According to John Thorn, the official historian of Major League Baseball since 2011, it goes back to the earliest days of the game. Back then, the person known as the manager was the business manager: the guy who kept the books in order and the road trips on schedule. Meanwhile, the guy we call the manager today, the one who arranges the roster and decides when to pull a pitcher, was known as the captain. In addition to managing the team on the field, he was usually also on the team as a player. For many years, the “manager” wore a player’s uniform simply because he was a player. There were also a few captains who didn’t play for the team and stuck to making decisions in the dugout, and they usually wore suits.

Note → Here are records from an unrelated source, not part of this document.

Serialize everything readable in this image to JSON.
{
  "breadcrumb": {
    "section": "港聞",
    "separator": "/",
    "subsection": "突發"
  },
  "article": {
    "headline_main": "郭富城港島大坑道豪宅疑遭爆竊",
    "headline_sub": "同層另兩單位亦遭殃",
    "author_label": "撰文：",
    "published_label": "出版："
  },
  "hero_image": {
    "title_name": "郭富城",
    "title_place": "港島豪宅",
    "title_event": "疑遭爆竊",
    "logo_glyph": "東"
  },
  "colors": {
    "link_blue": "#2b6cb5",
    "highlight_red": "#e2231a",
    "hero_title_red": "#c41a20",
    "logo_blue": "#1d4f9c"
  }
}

With the passing of time, it became less common for the captain to play, and on most teams they took on strictly managerial roles. Instead of suits proliferating throughout America’s dugouts, though, non-playing captains largely hung on to the tradition of wearing a player's uniform. By the early to mid 20th century, wearing the uniform was the norm for managers, with a few notable exceptions. The Philadelphia Athletics’s Connie Mack and the Brooklyn Dodgers’s Burt Shotton continued to wear suits and ties to games long after it fell out of favor (though Shotton sometimes liked to layer a team jacket on top of his street clothes). Once those two retired, it’s been uniforms as far as the eye can see.

The adherence to the uniform among managers in the second half of the 20th century leads some people to think that MLB mandates it, but a look through the official major league rules [PDF] doesn’t turn up much on a manager’s dress. Rule 1.11(a) (1) says that “All players on a team shall wear uniforms identical in color, trim and style, and all players’ uniforms shall include minimal six-inch numbers on their backs" and rule 2.00 states that a coach is a "team member in uniform appointed by the manager to perform such duties as the manager may designate, such as but not limited to acting as base coach."

While Rule 2.00 gives a rundown of the manager’s role and some rules that apply to them, it doesn’t specify that they’re uniformed. Further down, Rule 3.15 says that "No person shall be allowed on the playing field during a game except players and coaches in uniform, managers, news photographers authorized by the home team, umpires, officers of the law in uniform and watchmen or other employees of the home club." Again, nothing about the managers being uniformed.

All that said, Rule 2.00 defines the bench or dugout as “the seating facilities reserved for players, substitutes and other team members in uniform when they are not actively engaged on the playing field," and makes no exceptions for managers or anyone else. While the managers’ duds are never addressed anywhere else, this definition does seem to necessitate, in a roundabout way, that managers wear a uniform—at least if they want to have access to the dugout. And, really, where else would they sit?